Die Bindungsforschung betont, dass ein "sicher gebundenes" Kind für sein gesamtes Leben viele Vorteile hat. mit einer sicheren Bindung hat ein Kind bessere Chancen, die Welt als einen "guten Ort" zu empfinden, Vertrauen in sich und andere zu haben und bindungs- und beziehungsfähig zu sein. Eine sichere Bindung unterstützt das Lernen: sie gibt eurem Kind die Sicherheit, die Welt frei und im eigenen Rhythmus zu erforschen und dabei "spielend leicht" zu lernen.

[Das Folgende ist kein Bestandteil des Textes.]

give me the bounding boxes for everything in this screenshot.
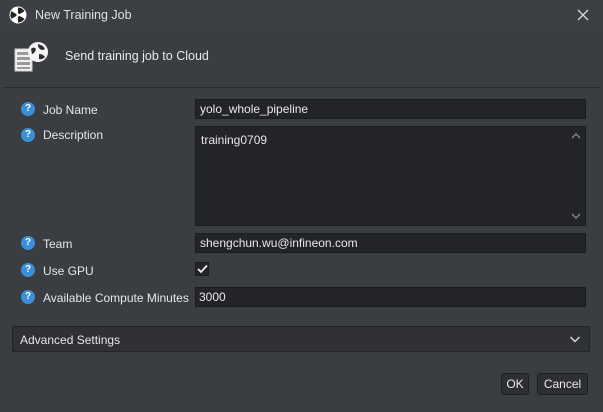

Zu erkennen und zu verstehen, wie ihr eine sichere Bindung unterstützen könnt, ist eine Art, wie ihr eure Kinder grundlegend fördern könnt. Eine sichere Bindung festigt sich in den ersten drei Lebensjahren und wirkt in allen Lebensbereichen und lebenslang. Damit unterstützt ihr euer Kind grundlegend und nachhaltig.

 

 

2. Entwicklungspsychologie

 

Die Entwicklungspsychologie hat herausgefunden, dass es zwei Entwicklungszweige gibt, die miteinander verwoben sind: der grundlegende Entwicklungszweig spielt in den ersten Lebensmonaten und -jahren die Hauptrolle. Dazu kommt ein erfahrungsabhängiger Entwicklungszweig, der auf dem ersten aufbaut und später relevant wird.

 

Entscheidend für die Entwicklung eures Kindes und für FenKid- Kurse ist die Erkenntnis, dass die Entwicklung des ersten Zweiges, des so genannten grundlegenden Potenzials, nicht vermittelt werden muss, sondern "von alleine" reift. Ihr als Eltern könnt diese Reifung unterstützen, indem ihr dem Kind gute Bedingungen dafür schafft. Dazu gehört die oben erwähnte sichere Bindung und die Gestaltung einer optimalen Lernumgebung.

 

 

3. Säuglingsforschung

 

Die Säuglingsforschung betont, dass Säuglinge keine kleinen, unfertigen Erwachsenen sind. Sie analysiert das Verhalten des Säuglings und hilft uns so, unser Kind besser zu verstehen.

 

Beispiel: Säuglinge empfinden ebenfalls Stress, sie haben aber im Vergleich zum Erwachsenen weiniger Möglichkeiten, ihn auszudrücken oder abzubauen. Eine bestimmte Art des Weinens ist für Babys und Kinder stressauflösend.

 

Aufgabe der Eltern ist es, dieses Verhalten zu verstehen und zu erkennen, um die Kinder in ihrem Weinen liebevoll zu begleiten und den Stressabbau zuzulassen, anstatt das Weinen "wegzutrösten".

 

 

4. Gehirnforschung

 

Die Gehirnforschung liefert wertvolle Erkenntnisse darüber, wie Säuglinge Informationen aufnehmen und verarbeiten - sprich: wie sie lernen und wie ihr als Eltern das Lernen dabei unterstützen könnt. Dabei spielen Gefühle eine wichtige Rolle.

 

Alles hat seine Zeit: Ein Gehirn, was noch nicht bereit ist, etwas Bestimmtes zu lernen, kann auch unter größten Mühen nicht dazu gezwungen werden, dies zu lernen.

 

Das FenKid-Kurs-Konzept unterstützt euch zu erkennen, wie und was euer Kind gerade lernt und was ihr tun könnt, um dieses Lernen "wachsen" zu lassen.